It says a lot that a crunch meeting between the British Prime Minister and her backbenchers about whether her leadership can continue does not even warrant a morning headline on British news channels. 

The expectation that nothing definitive would come from this showdown proved to be true.  We have been here before - many times.  Conservative backbench MP’s have clearly learned some lessons from Theresa May’s ability to kick a can down the road.

They have given her until early June to map out her plans to step down.

They know that between now and then several events will have taken place which will mean the die may be cast in a way that even Mrs May can no longer ignore.

Conservative MP’s and grassroots organisers are all in agreement that the party faces devastating losses in next week’s European Parliament elections.  

Polls suggesting the party will come in fourth or fifth place are now commonplace.  The few Conservatives who are actively campaigning in the election report significant hostility on the doorsteps, often among those who have been previous party loyalists. 

Theresa May faces another crucial vote in early June, this one on the Brexit Withdrawal Bill.

Once again, she is expected to lose that vote.  It would leave a stalled Brexit process dead in the water.  

All hope of Mrs May finding another way through would seem utterly futile and her leadership, which has eked along from week to week for years now, would have to come to an end.  

It would also spare her the embarrassing spectacle of a vote of no confidence in her leadership which is expected from a meeting of grassroots Conservatives on June 15th. 

In allowing Theresa May more time today, the 1922 Committee may feel they are leaving her to formulate an exit which is to some extent on her own terms.  But the idea that Mrs May will leave now with any kind of legacy seems far-fetched at best.

Instead her official departure is anticipated now during a particularly busy time.  

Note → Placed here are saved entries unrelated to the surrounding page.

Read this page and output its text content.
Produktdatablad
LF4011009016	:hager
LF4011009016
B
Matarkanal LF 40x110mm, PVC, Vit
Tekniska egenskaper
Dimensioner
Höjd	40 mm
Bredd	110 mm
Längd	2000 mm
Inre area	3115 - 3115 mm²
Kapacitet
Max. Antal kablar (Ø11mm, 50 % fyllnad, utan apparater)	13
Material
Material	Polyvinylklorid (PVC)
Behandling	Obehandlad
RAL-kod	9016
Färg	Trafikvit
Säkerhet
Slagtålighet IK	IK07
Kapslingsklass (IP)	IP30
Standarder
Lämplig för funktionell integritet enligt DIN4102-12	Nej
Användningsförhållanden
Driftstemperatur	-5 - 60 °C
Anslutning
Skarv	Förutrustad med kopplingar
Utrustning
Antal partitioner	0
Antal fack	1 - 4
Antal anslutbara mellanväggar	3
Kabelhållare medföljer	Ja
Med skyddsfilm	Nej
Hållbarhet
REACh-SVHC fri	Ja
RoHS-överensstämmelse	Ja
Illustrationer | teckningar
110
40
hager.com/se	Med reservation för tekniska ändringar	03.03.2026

The US President Donald Trump arrives to the UK for his first official state visit from June 3rd to 5th.  Mrs May will bring the Withdrawal Bill to the Commons for almost certain defeat later that week.  

And on June 6th a by-election in Peterborough (triggered because of the jailing of the incumbent Labour MP) is expected to hammer home another defeat for the Tories.  

That week she will meet again with the 1922 Committee - for an update on a situation which will at that point be largely out of Theresa May’s hands.

A formal announcement of Mrs May’s departure will open up an official leadership competition which has unofficially been under way for some time now.  

Boris Johnson, Dominic Raab, Jeremy Hunt, Matt Hancock, Rory Stewart, Andrea Leadsom…..the list of would-be contenders goes on and on.

But whoever ends up ushering in a new era will inherit the Brexit conundrum.  That will not disappear along with Theresa May.